Los esposos Ethel y Julius Rosenberg fueron ejecutados en la silla eléctrica de la cárcel de Sing Sing, el 19 de junio de 1953. Habían sido arrestados en el verano de 1950, bajo los cargos de espionaje y por revelar el secreto de la bomba atómica a la URSS.
El mundo estaba, dividido, en plena Guerra Fría. Estados Unidos vivía, en ese entonces, en medio de una histeria casi colectiva contra el “peligro comunista”, impulsada y fogoneada especialmente por un oscuro senador, Joseph McCarthy, que logró una amarga celebridad persiguiendo “fantasmas rojos” por todo el país.
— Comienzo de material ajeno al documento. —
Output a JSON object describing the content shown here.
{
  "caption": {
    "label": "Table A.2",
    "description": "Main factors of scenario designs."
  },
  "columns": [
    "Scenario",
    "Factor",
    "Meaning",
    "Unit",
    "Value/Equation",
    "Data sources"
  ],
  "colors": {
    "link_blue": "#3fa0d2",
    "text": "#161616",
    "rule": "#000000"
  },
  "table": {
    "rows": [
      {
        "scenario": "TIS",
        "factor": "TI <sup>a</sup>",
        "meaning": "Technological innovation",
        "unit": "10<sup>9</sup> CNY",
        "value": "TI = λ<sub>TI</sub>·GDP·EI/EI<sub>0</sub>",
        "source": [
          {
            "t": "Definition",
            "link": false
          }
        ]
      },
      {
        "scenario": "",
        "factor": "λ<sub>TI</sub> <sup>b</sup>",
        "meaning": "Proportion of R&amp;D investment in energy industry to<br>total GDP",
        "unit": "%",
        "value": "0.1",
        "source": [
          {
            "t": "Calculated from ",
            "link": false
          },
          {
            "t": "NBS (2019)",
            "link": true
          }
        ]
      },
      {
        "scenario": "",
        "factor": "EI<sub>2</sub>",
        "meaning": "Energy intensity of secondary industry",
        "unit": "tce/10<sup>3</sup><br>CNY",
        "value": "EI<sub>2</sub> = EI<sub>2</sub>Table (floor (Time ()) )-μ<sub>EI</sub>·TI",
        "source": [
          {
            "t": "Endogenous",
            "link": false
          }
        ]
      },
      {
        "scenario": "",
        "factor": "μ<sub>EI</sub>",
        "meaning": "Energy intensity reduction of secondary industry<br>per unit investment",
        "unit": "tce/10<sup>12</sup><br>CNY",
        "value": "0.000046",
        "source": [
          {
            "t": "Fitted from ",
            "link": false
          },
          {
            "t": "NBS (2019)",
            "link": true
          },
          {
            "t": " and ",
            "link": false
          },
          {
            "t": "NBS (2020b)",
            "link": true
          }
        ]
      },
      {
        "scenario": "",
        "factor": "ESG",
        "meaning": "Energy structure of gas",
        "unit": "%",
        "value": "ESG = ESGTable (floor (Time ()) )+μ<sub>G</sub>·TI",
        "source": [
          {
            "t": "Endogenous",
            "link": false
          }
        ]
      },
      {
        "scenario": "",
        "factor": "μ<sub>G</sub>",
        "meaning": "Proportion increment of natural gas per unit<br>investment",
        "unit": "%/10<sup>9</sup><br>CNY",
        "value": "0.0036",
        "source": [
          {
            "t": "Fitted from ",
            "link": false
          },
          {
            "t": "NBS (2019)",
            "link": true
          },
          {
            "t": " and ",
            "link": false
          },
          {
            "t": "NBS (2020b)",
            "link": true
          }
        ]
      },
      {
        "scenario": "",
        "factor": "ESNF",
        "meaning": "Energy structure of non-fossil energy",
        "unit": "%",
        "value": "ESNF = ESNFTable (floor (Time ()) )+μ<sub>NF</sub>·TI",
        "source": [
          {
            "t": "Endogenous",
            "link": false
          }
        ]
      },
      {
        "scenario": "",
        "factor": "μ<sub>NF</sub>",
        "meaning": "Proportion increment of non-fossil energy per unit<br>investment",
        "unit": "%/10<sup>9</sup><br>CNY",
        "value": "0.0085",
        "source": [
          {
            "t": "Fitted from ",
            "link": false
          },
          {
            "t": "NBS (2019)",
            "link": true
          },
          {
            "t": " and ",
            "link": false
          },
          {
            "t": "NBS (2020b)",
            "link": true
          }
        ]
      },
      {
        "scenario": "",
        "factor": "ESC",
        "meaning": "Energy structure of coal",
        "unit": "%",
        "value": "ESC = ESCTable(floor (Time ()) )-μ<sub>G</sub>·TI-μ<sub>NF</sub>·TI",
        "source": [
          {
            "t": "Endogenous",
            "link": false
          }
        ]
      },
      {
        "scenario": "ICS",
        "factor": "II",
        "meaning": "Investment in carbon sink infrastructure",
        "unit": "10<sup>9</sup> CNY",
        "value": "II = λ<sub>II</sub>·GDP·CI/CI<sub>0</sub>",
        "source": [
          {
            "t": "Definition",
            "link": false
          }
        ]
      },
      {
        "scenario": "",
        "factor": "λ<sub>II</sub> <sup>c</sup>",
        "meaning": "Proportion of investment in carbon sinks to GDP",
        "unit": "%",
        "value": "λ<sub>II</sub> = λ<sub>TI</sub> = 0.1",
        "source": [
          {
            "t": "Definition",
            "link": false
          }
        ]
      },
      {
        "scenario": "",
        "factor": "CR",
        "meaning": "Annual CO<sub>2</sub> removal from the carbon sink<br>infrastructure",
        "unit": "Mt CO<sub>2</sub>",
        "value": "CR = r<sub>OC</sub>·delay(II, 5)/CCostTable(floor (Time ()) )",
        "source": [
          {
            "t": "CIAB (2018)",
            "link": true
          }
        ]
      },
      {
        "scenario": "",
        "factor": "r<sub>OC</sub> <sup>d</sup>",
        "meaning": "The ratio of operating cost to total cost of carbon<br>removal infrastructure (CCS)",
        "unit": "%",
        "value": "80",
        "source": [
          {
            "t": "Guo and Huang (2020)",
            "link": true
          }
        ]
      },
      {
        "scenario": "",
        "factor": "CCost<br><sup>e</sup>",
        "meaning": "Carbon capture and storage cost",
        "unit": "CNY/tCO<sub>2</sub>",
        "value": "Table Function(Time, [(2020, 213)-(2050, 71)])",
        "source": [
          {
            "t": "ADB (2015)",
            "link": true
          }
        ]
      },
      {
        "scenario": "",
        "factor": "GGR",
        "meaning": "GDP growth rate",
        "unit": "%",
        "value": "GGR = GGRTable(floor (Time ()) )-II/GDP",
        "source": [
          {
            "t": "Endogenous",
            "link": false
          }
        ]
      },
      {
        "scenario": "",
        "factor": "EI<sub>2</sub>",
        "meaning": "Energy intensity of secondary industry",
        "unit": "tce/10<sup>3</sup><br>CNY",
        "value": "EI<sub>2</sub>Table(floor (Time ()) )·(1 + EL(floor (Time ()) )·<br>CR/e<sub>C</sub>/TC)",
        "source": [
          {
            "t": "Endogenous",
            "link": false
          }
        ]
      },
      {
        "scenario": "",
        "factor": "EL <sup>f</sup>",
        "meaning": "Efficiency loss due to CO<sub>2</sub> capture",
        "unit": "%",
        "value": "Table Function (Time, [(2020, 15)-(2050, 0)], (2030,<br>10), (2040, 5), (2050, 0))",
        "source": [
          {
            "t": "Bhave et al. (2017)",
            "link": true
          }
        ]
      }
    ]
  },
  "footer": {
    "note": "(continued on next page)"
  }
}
Fue McCarthy quien organizó y dirigió el Comité de Actividades Antiamericanas del Senado, desde donde lanzó la mayor operación de investigación, acoso y derribo de políticos, sindicalistas, intelectuales y artistas que tenían posiciones liberales o progresistas. Es en ese contexto, que rayaba con la paranoia, fueron arrestados los Rosenberg.
El juez Kaufman, que los sentenció a muerte, consideró que tales “actos eran más graves que un asesinato”. Poco importó que se montara todo un circo alrededor de ellos con denuncias, falsas, y presiones inauditas sobre testigos –especialmente sobre el hermano de Ethel–.
Tampoco interesaron las movilizaciones de millones de personas a lo largo y ancho de todo el mundo que reclamaban clemencia. Menos aún, que los dos hijos del matrimonio, Michael y Robert, de siete y diez años, fueran condenados a la orfandad tras la muerte de sus padres.
“Salvad a los Rosenberg”, fue la consigna que recorrió el mundo y en la que coincidieron desde científicos como Albert Einstein hasta artistas como Pablo Picasso o el mismísimo Papa.
El panorama internacional de la postguerra estaba marcado por la confrontación entre el comunismo y el capitalismo, entre la Unión Soviética y Estados Unidos.
La URSS había probado su primera bomba atómica en agosto de 1948, y fijó la paridad nuclear frente a Washington, que las había estrenado el 6 de agosto de 1945 contra las ciudades japonesas de Hiroshima y Nagasaki. Un año después, en 1949, triunfaba la revolución popular en China con la mira puesta en la construcción del socialismo.
Los esposos Rosenberg, que tenían su origen en un grupo de familias judías y pobres de Nueva York, se habían afiliado al Partido Comunista en la década de 1930. Fueron, también, defensores de la España republicana, atacada por el fascismo internacional.
Ethel, en su última carta, dejó en claro que ella y su esposa fueron “las primeras víctimas del fascismo norteamericano”. Unas líneas después agregó, con convicción, sobre su matrimonio: “Seremos reivindicados por la Historia”.
Una multitud acompañó su sepelio.
Jean Paul Sartre fue quien dio una de las mejores definiciones sobre este caso, que en su momento conmocionó al mundo: “La ejecución de los Rosenberg es un linchamiento legal que mancha de sangre a todo un país”. Como contrapartida, la cara siniestra fue de Edgard J. Hoover, el director del FBI, quien insistió que el juicio a Julius y Ethel fue “uno de los grandes logros” de la agencia federal.
En un parque de La Habana, un grupo de ciudadanos, todos los años, les rinde homenaje, instando a no olvidar y condenar uno de los más vergonzosos actos de injusticia de la guerra fría.
En 1970, el FBI desclasificó una serie de documentos en los que se probaba que el juicio se trató de una gran farsa, donde quedaron muy mal parados la “democracia americana”, el Derecho y la Justicia. La Asociación Americana de Abogados, más tarde, también reconstruyó el proceso y concluyó que la pareja era inocente de los cargos que se les imputaban.